L’altro sequestro è quello, conseguente, del Parlamento. Quando, col sistema toscano, il capo del partito diventa presidente del Consiglio, il Parlamento, composto di sola gente al seguito, si trasforma in una sua propaggine esterna. E se per caso questa non risulta maneggevole e arrendevole come egli vorrebbe, ecco nascere la richiesta di riforme. Non ci è forse toccato di sentir dire che in Parlamento basterebbero una trentina di persone, oppure che si potrebbe votare solo nelle commissioni, oppure che potrebbero votare solo i capigruppo? Forse sono scherzi, ma hanno l’aria di essere freudiani. Dopotutto, a che serve il Parlamento se fa tutto il governo? E se deve fare tutto il governo, e per esso il suo capo, a che servono tante procedure?
Il sequestro del Parlamento da parte del governo ha anche altre cause. Quando il governo sigla un accordo con i sindacati, il Parlamento è chiamato solo a mettere il timbro. Quando il governo fa un’intesa con le Regioni, il Parlamento può solo ratificare. Quando il governo se la vede direttamente addirittura con alcuni pochi sindaci, il Parlamento appone la firma. E cosí via, con le associazioni, le categorie, i gruppi organizzati, eccetera. Per non parlare delle nomine negli enti o delle autorità.
Si obietterà che al Parlamento, anche sotto sequestro, resta pur sempre il potere di far cadere il governo. Ma non è vero. Quella minaccia è un’arma senza la punta: perchè se cade il governo si rivota e i capibastone (qualifica che i capibastone danno a chi li disturba) eleggono un altro capo che ripeterà le orme del predecessore.

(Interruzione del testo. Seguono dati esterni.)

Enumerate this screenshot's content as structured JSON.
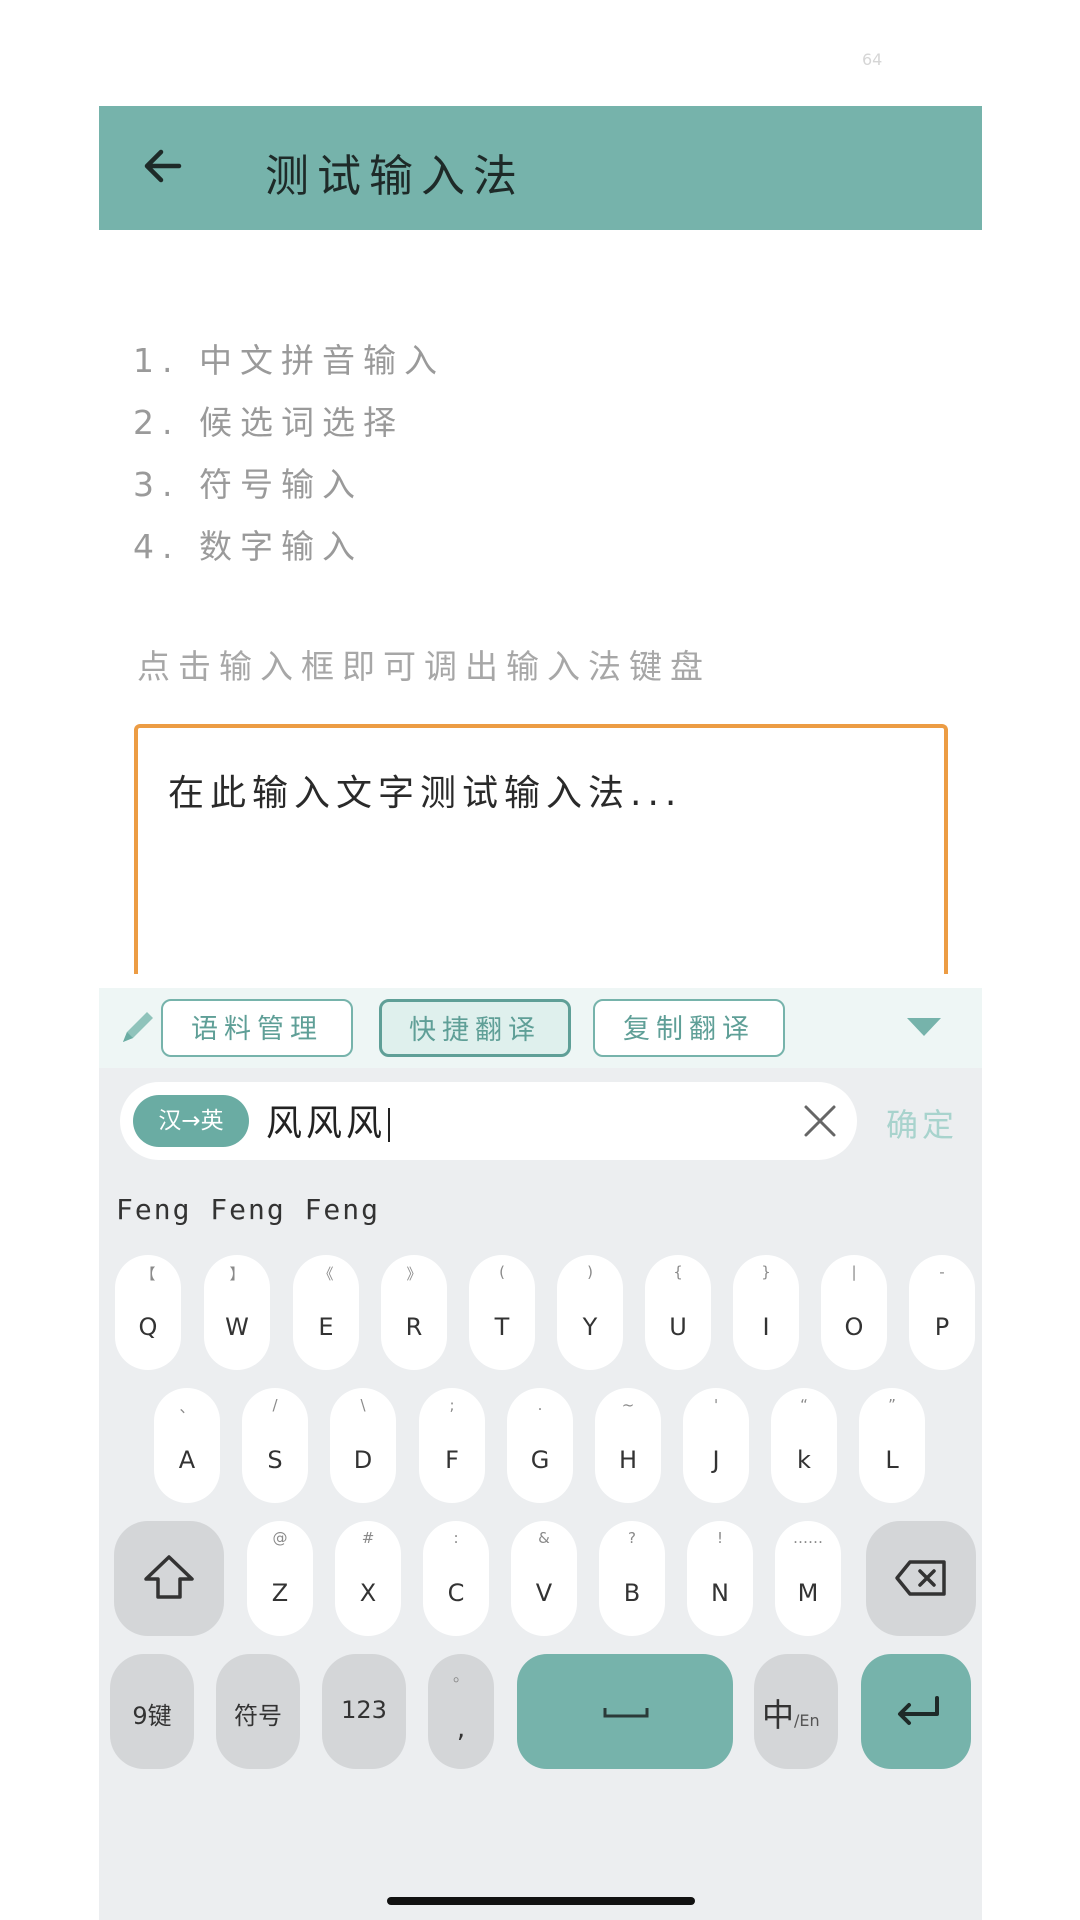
{
  "status": {
    "text": "64"
  },
  "appbar": {
    "title": "测试输入法",
    "back_icon": "arrow-left-icon",
    "color": "#76b3ab"
  },
  "features": [
    "1. 中文拼音输入",
    "2. 候选词选择",
    "3. 符号输入",
    "4. 数字输入"
  ],
  "hint": "点击输入框即可调出输入法键盘",
  "input": {
    "placeholder": "在此输入文字测试输入法...",
    "border_color": "#ec9c44"
  },
  "keyboard": {
    "toolbar": {
      "buttons": [
        "语料管理",
        "快捷翻译",
        "复制翻译"
      ],
      "active_index": 1,
      "collapse_icon": "triangle-down-icon",
      "edit_icon": "pencil-icon"
    },
    "translate": {
      "direction": "汉→英",
      "text": "风风风",
      "clear_icon": "close-icon",
      "confirm": "确定"
    },
    "candidate": "Feng Feng Feng",
    "row1": [
      {
        "sym": "【",
        "key": "Q"
      },
      {
        "sym": "】",
        "key": "W"
      },
      {
        "sym": "《",
        "key": "E"
      },
      {
        "sym": "》",
        "key": "R"
      },
      {
        "sym": "(",
        "key": "T"
      },
      {
        "sym": ")",
        "key": "Y"
      },
      {
        "sym": "{",
        "key": "U"
      },
      {
        "sym": "}",
        "key": "I"
      },
      {
        "sym": "|",
        "key": "O"
      },
      {
        "sym": "-",
        "key": "P"
      }
    ],
    "row2": [
      {
        "sym": "、",
        "key": "A"
      },
      {
        "sym": "/",
        "key": "S"
      },
      {
        "sym": "\\",
        "key": "D"
      },
      {
        "sym": ";",
        "key": "F"
      },
      {
        "sym": ".",
        "key": "G"
      },
      {
        "sym": "~",
        "key": "H"
      },
      {
        "sym": "'",
        "key": "J"
      },
      {
        "sym": "“",
        "key": "k"
      },
      {
        "sym": "”",
        "key": "L"
      }
    ],
    "row3": [
      {
        "sym": "@",
        "key": "Z"
      },
      {
        "sym": "#",
        "key": "X"
      },
      {
        "sym": ":",
        "key": "C"
      },
      {
        "sym": "&",
        "key": "V"
      },
      {
        "sym": "?",
        "key": "B"
      },
      {
        "sym": "!",
        "key": "N"
      },
      {
        "sym": "……",
        "key": "M"
      }
    ],
    "shift_icon": "shift-icon",
    "backspace_icon": "backspace-icon",
    "bottom": {
      "nine_key": "9键",
      "symbols": "符号",
      "numbers": "123",
      "punct_top": "。",
      "punct_bottom": ",",
      "space_icon": "space-icon",
      "lang_main": "中",
      "lang_sub": "/En",
      "enter_icon": "enter-icon"
    }
  }
}
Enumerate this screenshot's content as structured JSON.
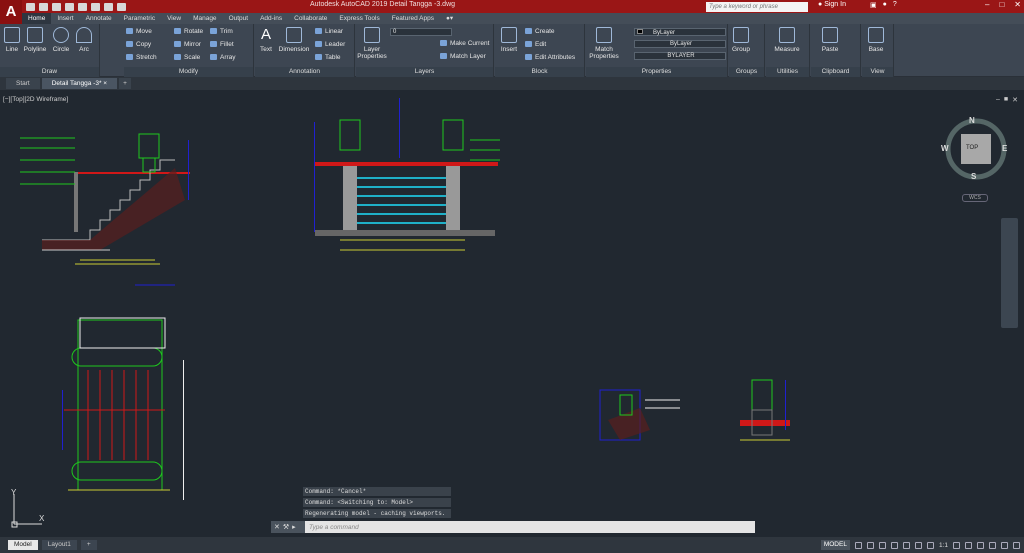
{
  "app": {
    "logo": "A",
    "title": "Autodesk AutoCAD 2019   Detail Tangga -3.dwg",
    "search_placeholder": "Type a keyword or phrase",
    "sign_in": "Sign In"
  },
  "ribbon_tabs": [
    "Home",
    "Insert",
    "Annotate",
    "Parametric",
    "View",
    "Manage",
    "Output",
    "Add-ins",
    "Collaborate",
    "Express Tools",
    "Featured Apps"
  ],
  "draw": {
    "label": "Draw",
    "line": "Line",
    "polyline": "Polyline",
    "circle": "Circle",
    "arc": "Arc"
  },
  "modify": {
    "label": "Modify",
    "move": "Move",
    "rotate": "Rotate",
    "trim": "Trim",
    "copy": "Copy",
    "mirror": "Mirror",
    "fillet": "Fillet",
    "stretch": "Stretch",
    "scale": "Scale",
    "array": "Array"
  },
  "annotation": {
    "label": "Annotation",
    "text": "Text",
    "dimension": "Dimension",
    "linear": "Linear",
    "leader": "Leader",
    "table": "Table"
  },
  "layers": {
    "label": "Layers",
    "properties": "Layer Properties",
    "current_layer": "0",
    "make_current": "Make Current",
    "match_layer": "Match Layer"
  },
  "block": {
    "label": "Block",
    "insert": "Insert",
    "create": "Create",
    "edit": "Edit",
    "edit_attributes": "Edit Attributes"
  },
  "properties": {
    "label": "Properties",
    "match": "Match Properties",
    "color": "ByLayer",
    "linetype": "ByLayer",
    "lineweight": "BYLAYER"
  },
  "groups": {
    "label": "Groups",
    "group": "Group"
  },
  "utilities": {
    "label": "Utilities",
    "measure": "Measure"
  },
  "clipboard": {
    "label": "Clipboard",
    "paste": "Paste"
  },
  "view": {
    "label": "View",
    "base": "Base"
  },
  "doc_tabs": {
    "start": "Start",
    "active": "Detail Tangga -3*"
  },
  "viewport": {
    "label": "[−][Top][2D Wireframe]",
    "cube_top": "TOP",
    "n": "N",
    "s": "S",
    "e": "E",
    "w": "W",
    "wcs": "WCS"
  },
  "command": {
    "history": [
      "Command: *Cancel*",
      "Command:   <Switching to: Model>",
      "Regenerating model - caching viewports."
    ],
    "placeholder": "Type a command"
  },
  "ucs": {
    "x": "X",
    "y": "Y"
  },
  "layout_tabs": [
    "Model",
    "Layout1"
  ],
  "status": {
    "model": "MODEL",
    "scale": "1:1"
  }
}
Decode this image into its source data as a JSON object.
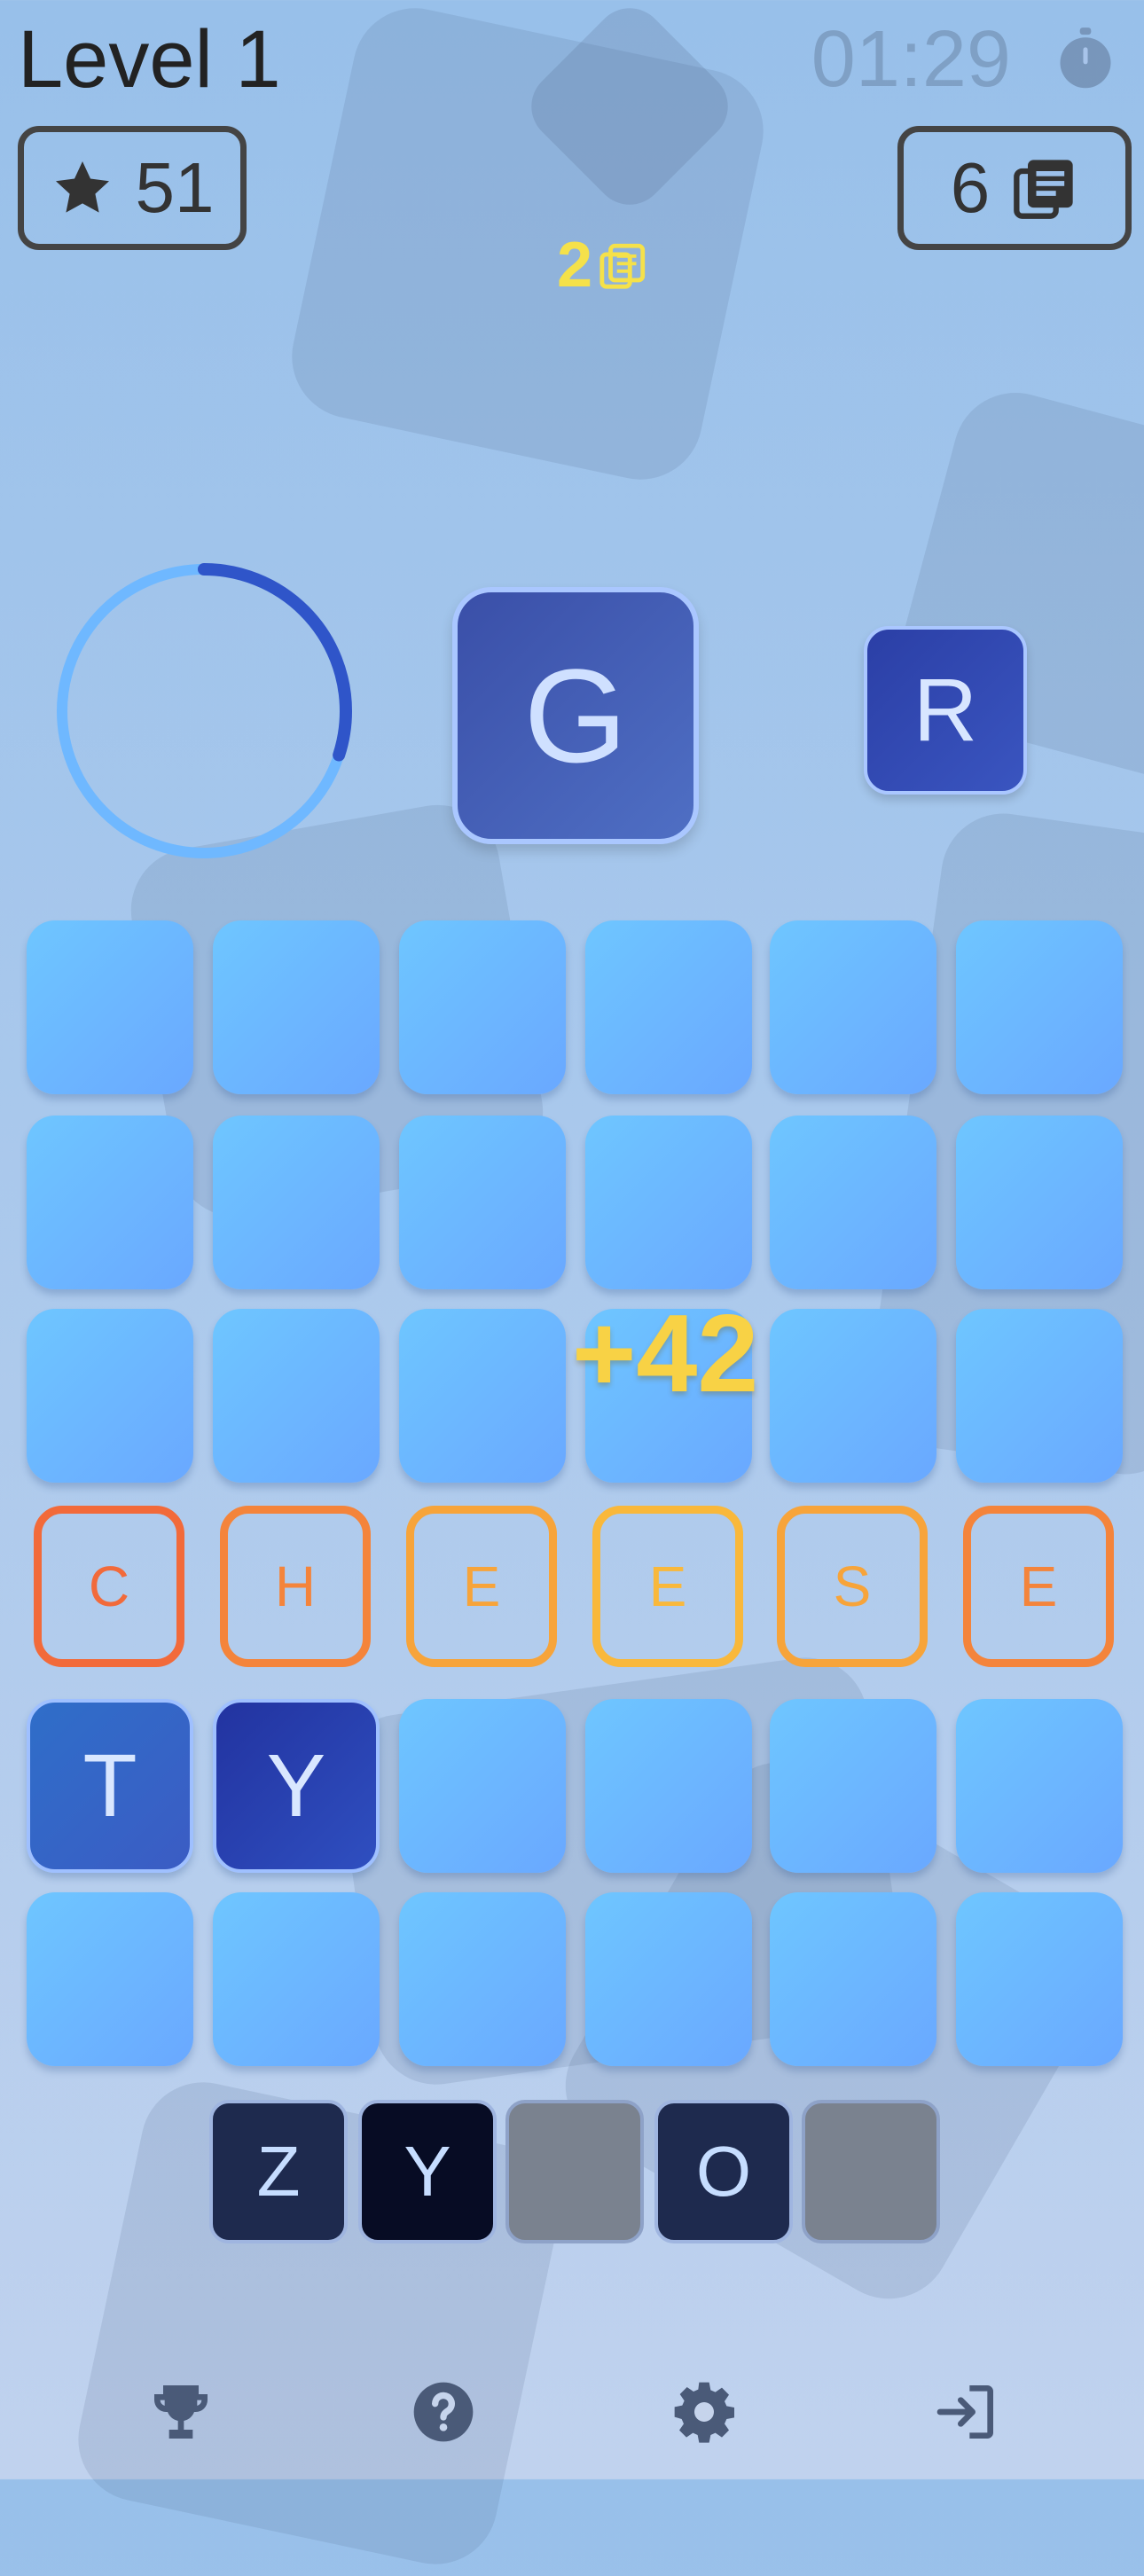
{
  "header": {
    "level_label": "Level 1",
    "timer": "01:29",
    "stars": "51",
    "decks": "6",
    "bonus_decks": "2"
  },
  "current_letter": "G",
  "next_letter": "R",
  "progress_ring": {
    "fraction": 0.3
  },
  "score_popup": "+42",
  "grid": [
    [
      "",
      "",
      "",
      "",
      "",
      ""
    ],
    [
      "",
      "",
      "",
      "",
      "",
      ""
    ],
    [
      "",
      "",
      "",
      "",
      "",
      ""
    ],
    [
      "C",
      "H",
      "E",
      "E",
      "S",
      "E"
    ],
    [
      "T",
      "Y",
      "",
      "",
      "",
      ""
    ],
    [
      "",
      "",
      "",
      "",
      "",
      ""
    ]
  ],
  "word_colors": [
    "#f26a3a",
    "#f4843b",
    "#f7a43a",
    "#f9b83b",
    "#f7a43a",
    "#f4843b"
  ],
  "pick_letters": [
    "Z",
    "Y",
    "",
    "O",
    ""
  ],
  "nav": [
    "trophy-icon",
    "help-icon",
    "settings-icon",
    "exit-icon"
  ]
}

Solo che, di questo passo, sequestro dopo sequestro, il sistema degenera. Se poi si aggiunge la circostanza tragica che oggi in questo sistema non c’è neppure l’opposizione politica, per malattia grave sua propria e perchè neanch’essa capisce le cause vere della crisi italiana, anzi le coltiva al pari della maggioranza, allora si deve concludere che, sempre di questo passo, degenera anche la democrazia. Già adesso siamo alle folle “oceaniche” si sarebbe detto una volta – sotto i gazebo e sotto le tende delle primarie. Approfittando delle lunghe file, anzichè spingere il poveretto che sta davanti, sarebbe il caso di soffermarsi a riflettere. Non certo sulla perduta “centralità del Parlamento”, per metterci una toppa, come toppe sarebbero il presidenzialismo, il Senato federale, o un nuovo Csm, ma su una questione più importante e di sistema: la nostra Costituzione è ancora un patto che lega gli italiani? à ancora uno strumento efficiente e adeguato?
C’è stato un tempo in cui, soprattutto nel centrodestra, queste domande erano all’ordine del giorno. E ce ne fu un altro in cui un presidente della Repubblica, Francesco Cossiga, considerato matto perchè dava il meglio di sè quando faceva il matto, le pose all’attenzione di tutti. Oggi è scena muta. Ed è un grave errore. C’è solo da sperare che non si trasformi in una tragedia, il giorno in cui la crisi costituzionale e politica si dovesse combinare con una economica e sociale.